Impala
Power BI is a powerful business intelligence tool that allows users to analyze and visualize data from a variety of sources. One of those sources is Impala, a massively parallel processing SQL query engine for Apache Hadoop. In this article, we will explore how to connect to the Impala data source from inside Power BI using Power Query M language code.
Setting Up the Impala ODBC Driver
Before we can connect to the Impala data source from Power BI, we need to set up the Impala ODBC driver on our computer. The ODBC driver can be downloaded from the Cloudera website and installed on our computer.
Once the driver is installed, we need to configure it to connect to our Impala cluster. This can be done by creating a new ODBC data source in the ODBC Data Source Administrator. The administrator can be found in the Control Panel under Administrative Tools.
In the ODBC Data Source Administrator, we need to select the System DSN tab and click Add. We can then select the Impala ODBC driver from the list of drivers and click Finish. We will be prompted to enter the connection details for our Impala cluster, including the host name, port number, and authentication method. Once we have entered this information, we can test the connection to ensure that it is working correctly.
Creating a Power BI Report
Once we have set up the Impala ODBC driver and tested the connection, we can start creating a Power BI report that connects to the Impala data source.
To do this, we need to open Power BI Desktop and click on Get Data.
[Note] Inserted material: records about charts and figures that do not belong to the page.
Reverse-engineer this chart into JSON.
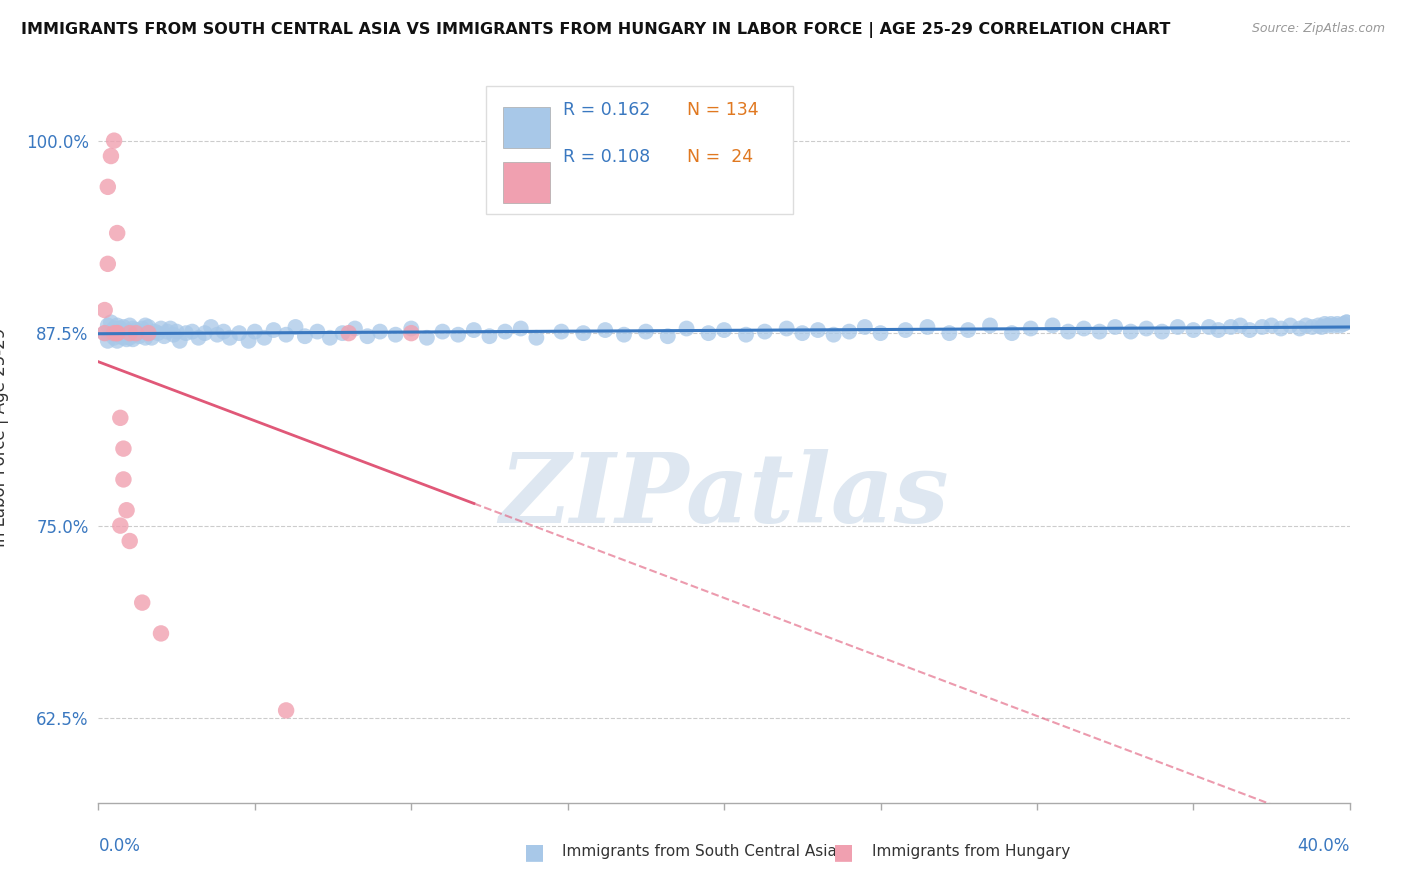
{
  "title": "IMMIGRANTS FROM SOUTH CENTRAL ASIA VS IMMIGRANTS FROM HUNGARY IN LABOR FORCE | AGE 25-29 CORRELATION CHART",
  "source": "Source: ZipAtlas.com",
  "xlim": [
    0.0,
    0.4
  ],
  "ylim": [
    0.57,
    1.045
  ],
  "legend_label_blue": "Immigrants from South Central Asia",
  "legend_label_pink": "Immigrants from Hungary",
  "R_blue": 0.162,
  "N_blue": 134,
  "R_pink": 0.108,
  "N_pink": 24,
  "color_blue": "#a8c8e8",
  "color_pink": "#f0a0b0",
  "color_line_blue": "#3a78c0",
  "color_line_pink": "#e05878",
  "ytick_vals": [
    0.625,
    0.75,
    0.875,
    1.0
  ],
  "ytick_labels": [
    "62.5%",
    "75.0%",
    "87.5%",
    "100.0%"
  ],
  "blue_x": [
    0.002,
    0.003,
    0.003,
    0.004,
    0.004,
    0.005,
    0.005,
    0.005,
    0.006,
    0.006,
    0.007,
    0.007,
    0.007,
    0.008,
    0.008,
    0.008,
    0.009,
    0.009,
    0.01,
    0.01,
    0.01,
    0.01,
    0.011,
    0.011,
    0.011,
    0.012,
    0.012,
    0.013,
    0.013,
    0.014,
    0.015,
    0.015,
    0.016,
    0.016,
    0.017,
    0.018,
    0.019,
    0.02,
    0.021,
    0.022,
    0.023,
    0.024,
    0.025,
    0.026,
    0.028,
    0.03,
    0.032,
    0.034,
    0.036,
    0.038,
    0.04,
    0.042,
    0.045,
    0.048,
    0.05,
    0.053,
    0.056,
    0.06,
    0.063,
    0.066,
    0.07,
    0.074,
    0.078,
    0.082,
    0.086,
    0.09,
    0.095,
    0.1,
    0.105,
    0.11,
    0.115,
    0.12,
    0.125,
    0.13,
    0.135,
    0.14,
    0.148,
    0.155,
    0.162,
    0.168,
    0.175,
    0.182,
    0.188,
    0.195,
    0.2,
    0.207,
    0.213,
    0.22,
    0.225,
    0.23,
    0.235,
    0.24,
    0.245,
    0.25,
    0.258,
    0.265,
    0.272,
    0.278,
    0.285,
    0.292,
    0.298,
    0.305,
    0.31,
    0.315,
    0.32,
    0.325,
    0.33,
    0.335,
    0.34,
    0.345,
    0.35,
    0.355,
    0.358,
    0.362,
    0.365,
    0.368,
    0.372,
    0.375,
    0.378,
    0.381,
    0.384,
    0.386,
    0.388,
    0.39,
    0.391,
    0.392,
    0.393,
    0.394,
    0.395,
    0.396,
    0.397,
    0.398,
    0.399,
    0.399
  ],
  "blue_y": [
    0.875,
    0.88,
    0.87,
    0.875,
    0.882,
    0.878,
    0.872,
    0.875,
    0.88,
    0.87,
    0.875,
    0.878,
    0.873,
    0.876,
    0.872,
    0.879,
    0.875,
    0.871,
    0.88,
    0.874,
    0.876,
    0.872,
    0.875,
    0.878,
    0.871,
    0.877,
    0.874,
    0.876,
    0.873,
    0.878,
    0.88,
    0.872,
    0.875,
    0.879,
    0.872,
    0.876,
    0.875,
    0.878,
    0.873,
    0.876,
    0.878,
    0.874,
    0.876,
    0.87,
    0.875,
    0.876,
    0.872,
    0.875,
    0.879,
    0.874,
    0.876,
    0.872,
    0.875,
    0.87,
    0.876,
    0.872,
    0.877,
    0.874,
    0.879,
    0.873,
    0.876,
    0.872,
    0.875,
    0.878,
    0.873,
    0.876,
    0.874,
    0.878,
    0.872,
    0.876,
    0.874,
    0.877,
    0.873,
    0.876,
    0.878,
    0.872,
    0.876,
    0.875,
    0.877,
    0.874,
    0.876,
    0.873,
    0.878,
    0.875,
    0.877,
    0.874,
    0.876,
    0.878,
    0.875,
    0.877,
    0.874,
    0.876,
    0.879,
    0.875,
    0.877,
    0.879,
    0.875,
    0.877,
    0.88,
    0.875,
    0.878,
    0.88,
    0.876,
    0.878,
    0.876,
    0.879,
    0.876,
    0.878,
    0.876,
    0.879,
    0.877,
    0.879,
    0.877,
    0.879,
    0.88,
    0.877,
    0.879,
    0.88,
    0.878,
    0.88,
    0.878,
    0.88,
    0.879,
    0.88,
    0.879,
    0.881,
    0.88,
    0.881,
    0.88,
    0.881,
    0.88,
    0.881,
    0.882,
    0.882
  ],
  "pink_x": [
    0.002,
    0.002,
    0.003,
    0.003,
    0.004,
    0.005,
    0.005,
    0.006,
    0.006,
    0.006,
    0.007,
    0.007,
    0.008,
    0.008,
    0.009,
    0.01,
    0.01,
    0.012,
    0.014,
    0.016,
    0.02,
    0.06,
    0.08,
    0.1
  ],
  "pink_y": [
    0.875,
    0.89,
    0.92,
    0.97,
    0.99,
    1.0,
    0.875,
    0.875,
    0.94,
    0.875,
    0.75,
    0.82,
    0.8,
    0.78,
    0.76,
    0.74,
    0.875,
    0.875,
    0.7,
    0.875,
    0.68,
    0.63,
    0.875,
    0.875
  ],
  "watermark_text": "ZIPatlas",
  "watermark_color": "#c8d8e8",
  "watermark_alpha": 0.6
}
We can then select ODBC from the list of data sources and click Connect.
In the ODBC Connector dialog box, we need to select the Impala data source that we created earlier and click Connect. We will be prompted to enter our authentication details, which will be used to connect to the Impala cluster.
Once we have authenticated, we can select the tables and columns that we want to use in our report. We can also filter the data to include only the rows that we are interested in.
Using Power Query M Language Code
Power Query is a powerful data transformation and cleansing tool that is built into Power BI. It allows us to filter, merge, and transform data from a variety of sources.
To connect to the Impala data source using Power Query M language code, we need to select the Advanced Editor option in Power Query. This will open a new window where we can enter the code to connect to the Impala data source.
The code to connect to the Impala data source using Power Query M language is as follows:
let
Source = Odbc.DataSource(“dsn=Impala DSN”, [HierarchicalNavigation=true]),
Impala = Source{[Schema=””,Item=””]}[Data]
in
This code uses the Odbc.DataSource function to connect to the Impala data source using the ODBC data source name that we created earlier. We can then use the resulting Impala object to query the data source and retrieve the data that we need for our report.
Conclusion
In this article, we have explored how to connect to the Impala data source from inside Power BI using Power Query M language code. We have seen how to set up the Impala ODBC driver and configure it to connect to our Impala cluster. We have also seen how to create a Power BI report that connects to the Impala data source, and how to use Power Query M language code to query the data source and retrieve the data that we need for our report. With these skills, we can leverage the power of Impala to create powerful business intelligence reports in Power BI.